Measuring the index of refraction of glass with reasonable precision can be a challenge. The index of refraction of ordinary glass is about 1.52. In this experiment we will be measuring the index of refraction of a type of lead glass which has an index of refraction of 1.62. So to distinguish between regular glass and lead glass we need to make a measurement which is better than a few percent.

Lead glass is so-called because the glass contains lead - as much a 50% of the weight of the glass is due to lead. The presence of the lead increases the index of refraction - which accounts for the attractiveness of lead glass, often used in fine 'crystal.' The glass is heavy because of the lead. Lead glass is used by our research group for electromagnetic calorimeters. High energy photons or electrons entering the glass produce a shower of electrons and positrons - most of which move travel faster than the speed of light in glass.
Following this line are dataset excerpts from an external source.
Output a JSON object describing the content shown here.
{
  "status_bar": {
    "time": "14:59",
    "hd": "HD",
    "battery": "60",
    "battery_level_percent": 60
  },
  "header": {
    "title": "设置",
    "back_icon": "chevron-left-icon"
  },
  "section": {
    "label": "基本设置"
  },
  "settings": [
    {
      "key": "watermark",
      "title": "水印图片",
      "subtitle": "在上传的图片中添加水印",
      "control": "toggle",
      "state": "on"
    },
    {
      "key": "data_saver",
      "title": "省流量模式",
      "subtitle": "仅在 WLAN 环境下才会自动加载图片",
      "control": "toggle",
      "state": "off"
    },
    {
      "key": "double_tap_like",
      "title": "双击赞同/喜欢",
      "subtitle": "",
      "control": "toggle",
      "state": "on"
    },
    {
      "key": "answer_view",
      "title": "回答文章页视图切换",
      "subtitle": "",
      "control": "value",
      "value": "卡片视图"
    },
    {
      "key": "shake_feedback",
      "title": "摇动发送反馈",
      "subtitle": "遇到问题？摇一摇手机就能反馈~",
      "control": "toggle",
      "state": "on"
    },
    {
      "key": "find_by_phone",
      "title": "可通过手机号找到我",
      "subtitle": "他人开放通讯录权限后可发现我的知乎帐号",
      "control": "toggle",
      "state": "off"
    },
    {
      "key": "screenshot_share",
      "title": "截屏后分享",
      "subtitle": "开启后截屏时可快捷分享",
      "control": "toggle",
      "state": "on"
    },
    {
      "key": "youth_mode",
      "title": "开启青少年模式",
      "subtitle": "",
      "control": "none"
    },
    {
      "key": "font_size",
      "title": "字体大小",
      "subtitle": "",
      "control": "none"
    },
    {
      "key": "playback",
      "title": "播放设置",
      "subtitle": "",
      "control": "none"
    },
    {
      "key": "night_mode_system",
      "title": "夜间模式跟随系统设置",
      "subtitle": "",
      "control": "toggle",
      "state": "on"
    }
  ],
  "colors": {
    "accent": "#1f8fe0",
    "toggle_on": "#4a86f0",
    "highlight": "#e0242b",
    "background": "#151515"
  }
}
This leads to another kind of electromagnetic radiation - Cerenkov light - which is detected by phototubes attached to bars of glass.

This experiment will study a bar of lead glass produced for us by what was then the Soviet Union. About 3200 such blocks were made for an electromagnetic calorimeter we built for a high energy physics experiment. The glass is precisely machined in the transverse dimensions. The transverse dimensions are 4 cm x 4 cm with a precision of +/- 50 microns (2 mils or 0.002 inches).

The photo shows a lead glass bar sitting on a special mount made by our machine shop. The mount sits on an optical bench and allows one to set the angle of the bar with respect to the axis of the bench.

Goal of this Experiment:

The goal of this experiment is to measure the index of refraction of lead glass by reflecting a laser beam off the front and back faces of the lead glass block. The two paths will result on two spots on a screen which is perpendicular to the beam as it emerges from the laser. The setup is shown in the cartoon drawing and the geometry is defined in the more detailed drawing below that. The challenge is an accurate measurement of the separation of the two spots and the distance of the spots along the screen.

 

Suggested Procedures:

  1. Carefully study the above drawing and understand how the distance (q) of the two spots from the laser beam and the distance (z) between the spots are related to the index of refraction.
  2. Setup the apparatus and careful make several measurements of q and z by varying the angle between the lead glass block and the laser beam.
  3. Before you make measurements - check that the overall alingment. Make sure that as your rotate the glass block, the spots on the screen stay on the screen. The 'screen' is a long piece of aluminum channel which is only about 2 in wide.
  4. Also make sure that the glass block is clean. Finger prints and other smudges will effect the spot size which will in turn make it more difficult to make an accurate measurement.

Sample Data:

The plot below shows data taken with the setup of this experiment. The curve is a result of the fit to the function relating z to the sin of the angle of incidence on the glass block.

Questions:

  1. The critical experimental issue in these measurements are an accurate measurement of q and z. You need to think carefully of how to make these measurements.
  2. Ask yourself - what is limiting the accuracy of measuring q and z and what can be done to improve the accuracy.
  3. These measurements are also subject to systematic errors. What are the sources of systematic errors here - quantitatively estimate these errors and suggest ways to reduce the systematic errors.